IN TOUCH : How to get engaged

Lack of workplace engagement is both endemic and costly with one survey estimating annual financial loss due to disengagement of managers and employees in America at around US$300 billion. So – how to ramp up the engagement quotient?
The answer, according to Hubert Rampersad, is technique for bringing together personal and organisational objectives – or linking human capital to business success. Author of Personal Balanced Scorecard: the way to individual happiness, personal integrity and organisational effectiveness, Rampersad is in Wellington next month to explain how.
His workshop (being run as part of the 11th World Congress) explains how anyone can apply principles of motivational alignment and individualistic scorecard techniques to engineer an organisation for increased staff engagement, continuous learning and improved individual and overall performance.
He says research on happiness in the workplace suggests that worker well-
being plays major role in organisational performance and that there is strong relationship between worker happiness and workplace engagement. The Gallup Management Journal survey found that workers who felt ‘engaged’ were more likely to get on well with their boss and workmates, enjoy work challenges, feel less frustration and less stress than the disengaged and are happier and more secure in their roles.
His Personal Balanced Scorecard (PBSC) takes personal approach to work and non-work performance through process of self examination.

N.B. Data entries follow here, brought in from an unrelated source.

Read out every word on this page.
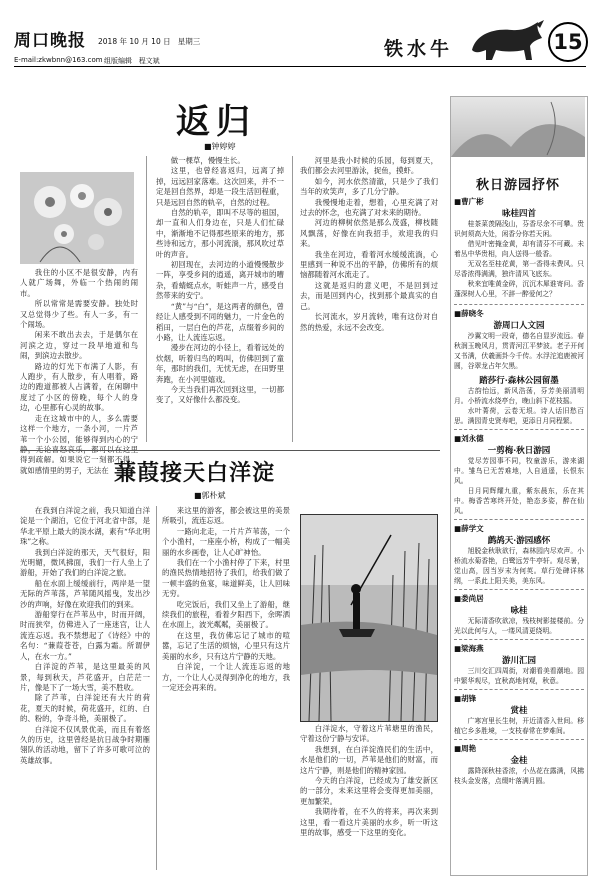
周口晚报 2018 年 10 月 10 日 星期三
E-mail:zkwbnn@163.com 组版编辑 程文斌
铁水牛	15
返归
■钟婷婷

我住的小区不是很安静，内有人就广场舞，外临一个热闹的闹市。

所以常常是需要安静。独处时又总觉得少了些。有人一多，有一个闹场。

闲来不敢出去去，于是偶尔在河滨之边，穿过一段旱地道和鸟闹，到滨边去散步。

路边的灯光下布满了人影，有人跑步，有人散步，有人唱着，路边的跑道都被人占满着，在闲聊中度过了小区的傍晚，每个人的身边，心里都有心灵的故事。

走在这城市中的人，多么需要这样一个地方，一条小河，一片芦苇一个小公园，能够得到内心的宁静，无论喜怒哀乐，都可以在这里得到疏解。如果说它一刻都不得，就如感情里的男子，无法在

做一棵草，慢慢生长。

这里，也曾经喜返归，远离了掉掉，远远回家落难。这次回来，并不一定是回自然界，却是一段生活回程重，只是远回自然的轨辛，自然的过程。

自然的轨辛，即叫不尽等的祖国，却一直和人们身边在，只是人们忙碌中，渐渐地不记得那些原来的地方，那些诗和远方，那小河流淌，那风吹过草叶的声音。

初回现在，去河边的小道慢慢散步一阵，享受乡间的逍遥，离开城市的嘈杂，看蜻蜓点水，听蛙声一片，感受自然带来的安宁。

“黄”与“白”，是这两者的颜色，曾经让人感受到不同的魅力，一片金色的稻田，一层白色的芦花，点缀着乡间的小路，让人流连忘返。

漫步在河边的小径上，看着远处的炊烟，听着归鸟的鸣叫，仿佛回到了童年，那时的我们，无忧无虑，在田野里奔跑，在小河里嬉戏。

今天当我们再次回到这里，一切都变了，又好像什么都没变。

河里是我小时候的乐园，每到夏天，我们都会去河里游泳，捉鱼，摸虾。

如今，河水依然清澈，只是少了我们当年的欢笑声，多了几分宁静。

我慢慢地走着，想着，心里充满了对过去的怀念，也充满了对未来的期待。

河边的柳树依然是那么茂盛，柳枝随风飘荡，好像在向我招手，欢迎我的归来。

我坐在河边，看着河水缓缓流淌，心里感到一种说不出的平静，仿佛所有的烦恼都随着河水流走了。

这就是返归的意义吧，不是回到过去，而是回到内心，找到那个最真实的自己。

长河流水，岁月流转，唯有这份对自然的热爱，永远不会改变。

蒹葭接天白洋淀
■郭朴斌

在我到白洋淀之前，我只知道白洋淀是一个湖泊，它位于河北省中部，是华北平原上最大的淡水湖，素有“华北明珠”之称。

我到白洋淀的那天，天气很好，阳光明媚，微风拂面，我们一行人坐上了游船，开始了我们的白洋淀之旅。

船在水面上缓缓前行，两岸是一望无际的芦苇荡，芦苇随风摇曳，发出沙沙的声响，好像在欢迎我们的到来。

游船穿行在芦苇丛中，时而开阔，时而狭窄，仿佛进入了一座迷宫，让人流连忘返。我不禁想起了《诗经》中的名句：“蒹葭苍苍，白露为霜。所谓伊人，在水一方。”

白洋淀的芦苇，是这里最美的风景，每到秋天，芦花盛开，白茫茫一片，像是下了一场大雪，美不胜收。

除了芦苇，白洋淀还有大片的荷花，夏天的时候，荷花盛开，红的、白的、粉的，争奇斗艳，美丽极了。

白洋淀不仅风景优美，而且有着悠久的历史，这里曾经是抗日战争时期雁翎队的活动地，留下了许多可歌可泣的英雄故事。

来这里的游客，都会被这里的美景所吸引，流连忘返。

一路向北走，一片片芦苇荡，一个个小渔村，一座座小桥，构成了一幅美丽的水乡画卷，让人心旷神怡。

我们在一个小渔村停了下来，村里的渔民热情地招待了我们，给我们做了一顿丰盛的鱼宴，味道鲜美，让人回味无穷。

吃完饭后，我们又坐上了游船，继续我们的旅程，看着夕阳西下，余晖洒在水面上，波光粼粼，美丽极了。

在这里，我仿佛忘记了城市的喧嚣，忘记了生活的烦恼，心里只有这片美丽的水乡，只有这片宁静的天地。

白洋淀，一个让人流连忘返的地方，一个让人心灵得到净化的地方，我一定还会再来的。

白洋淀水，守着这片苇塘里的渔民，守着这份宁静与安详。

我想到，在白洋淀渔民们的生活中，水是他们的一切，芦苇是他们的财富，而这片宁静，则是他们的精神家园。

今天的白洋淀，已经成为了雄安新区的一部分，未来这里将会变得更加美丽，更加繁荣。

我期待着，在不久的将来，再次来到这里，看一看这片美丽的水乡，听一听这里的故事，感受一下这里的变化。

秋日游园抒怀
■曹广彬
咏桂四首
桂茶菜羡隔浅山，芬香尽余不可攀。贵识何须高大处，闲香分你若天闲。
借见叶密掩金黄，却有清芬不可藏。未着丛中华贵相，向人送得一般香。
无双名至桂花黄，第一香得未费风。只尽香浓得满满，独许清风飞底东。
秋来宜唯黄金碎，沉沉木犀谁寄问。香蓬深树人心里，不辞一醉爱何之？
■薛晓冬
游周口人文园
沙翼文明一段奇，德名自显岁流远。春秋润玉晚风月，贯青河江平梦波。老子开何又书满，伏羲画卦今千传。水浮沱追鹿被河圆，谷翠龙占年欠黑。
踏莎行·森林公园留墨
古韵怡远，新风浩荡，芬芳美丽清明月。小桥流水绕亭台，晚山斜下花枝摇。
水叶菁荷，云卷无垠。诗人话旧愁百思。满园青史贤寿吧，更添日月同程繁。
■刘永德
一剪梅·秋日游园
觉尽芳园事不同，牧童游乐，游来湖中。雏鸟已无苦难地，人自逍遥，长恨东风。
日月同辉耀九重，紫东晨东，乐在其中。梅香苦寒终开处，艳态多姿，醉在仙风。
■薛学文
鹧鸪天·游园感怀
旭脱金秋耿欲行，森林园内尽欢声。小桥流水菊香艳，白鹭远芳牛亭轩。观尽暑，觉山高，因当岁末为何英。草行处碑详林纲，一系此上阳关美，美东风。
■娄尚居
咏桂
无际清香吹欲凉，残枝树影接楼前。分光以此何与人，一缕风清更绕明。
■梁海燕
游川汇园
三川交汇四周街，对潮看美看潮地。园中繁华观尽，宜秋高地何观，秋意。
■胡锋
赏桂
广寒宫里长生树，开近清香入世间。移植它乡多胜境，一支枝春常在梦难间。
■周艳
金桂
露降深秋桂香浓，小丛花在露满，风拂枝头金发落，点缀叶落满月圆。
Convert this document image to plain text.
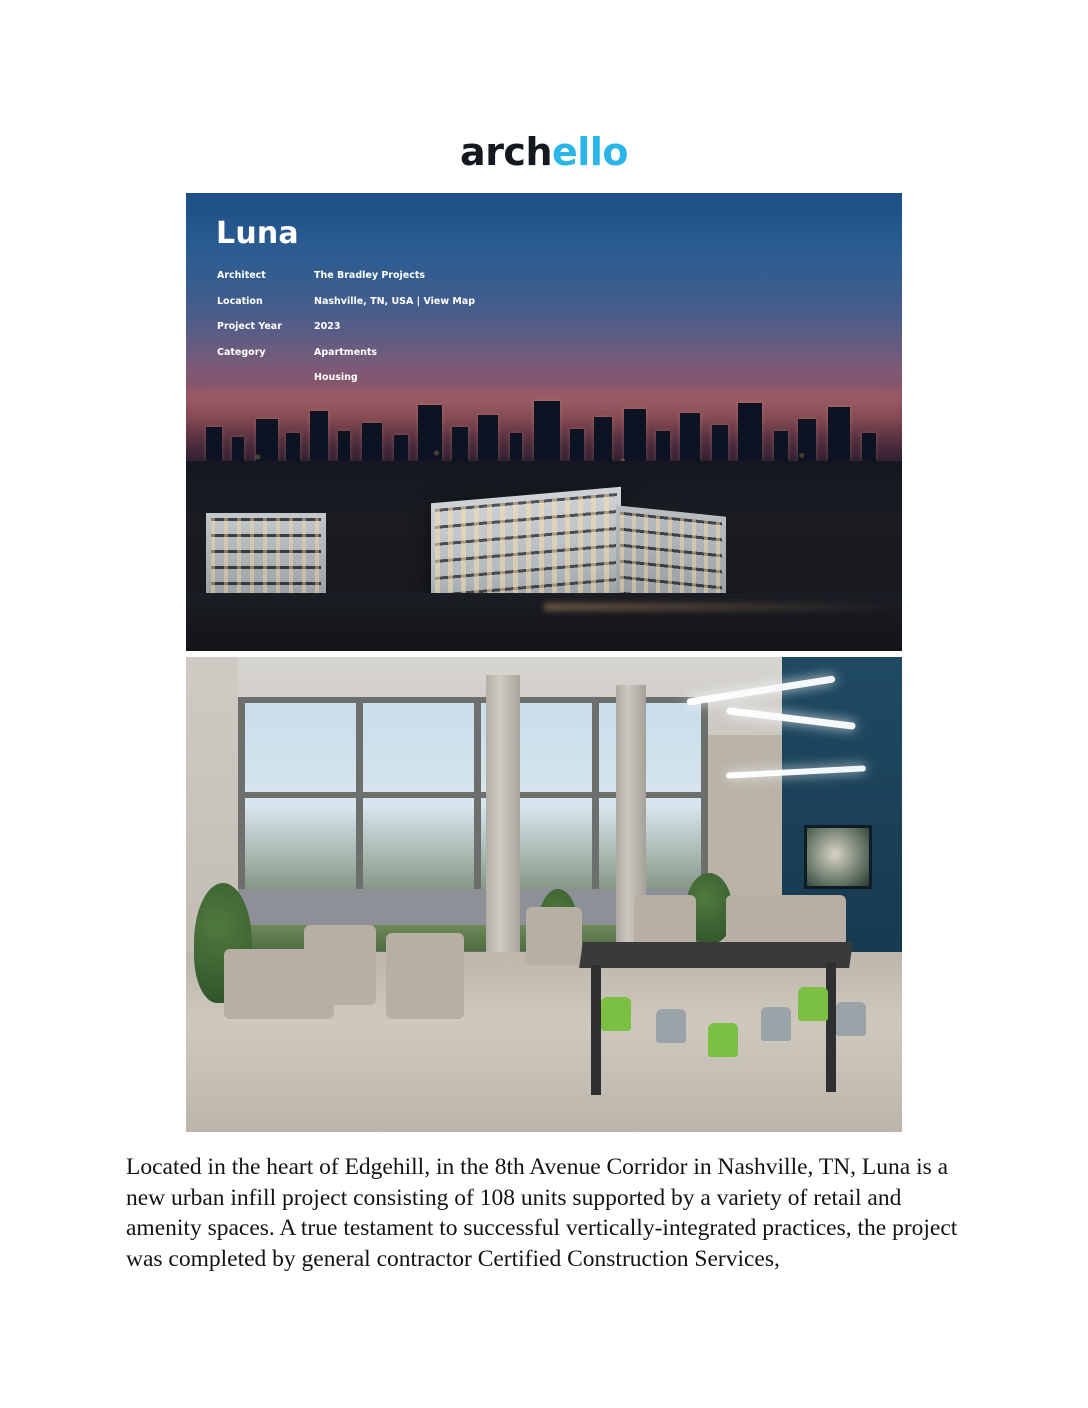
archello
Luna
Architect	The Bradley Projects
Location	Nashville, TN, USA | View Map
Project Year	2023
Category	Apartments
Housing
Located in the heart of Edgehill, in the 8th Avenue Corridor in Nashville, TN, Luna is a new urban infill project consisting of 108 units supported by a variety of retail and amenity spaces. A true testament to successful vertically-integrated practices, the project was completed by general contractor Certified Construction Services,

It encompasses personal mission, vision, key roles, critical success factors, objectives, performance measures, targets and improvement actions all divided along four perspectives – internal, external know-ledge/learning and financial.
Basically it draws on what is important to individuals to provide base for continual improvement – and for aligning personal ambition with shared organisational ambition.
“People do not work with devotion and spend energy on something they do not believe in or agree with,” says Rampersad. “Clarity and uniformity of personal and organisational values and principles are therefore essential for the active involvement of people.
“Research has show that when an individual has some input regarding the shared ambition that affects his or her work, the person will be more supportive, motivated and receptive towards organisational change.”
Managers often contribute to worker disengagement by handing down instructions without sufficient regard for their impact on recipients.
“In our consulting practice, we see many supervisors needing to take crash course in the people aspects of meeting organisational objectives and in the complexities of strategic performance improvement.”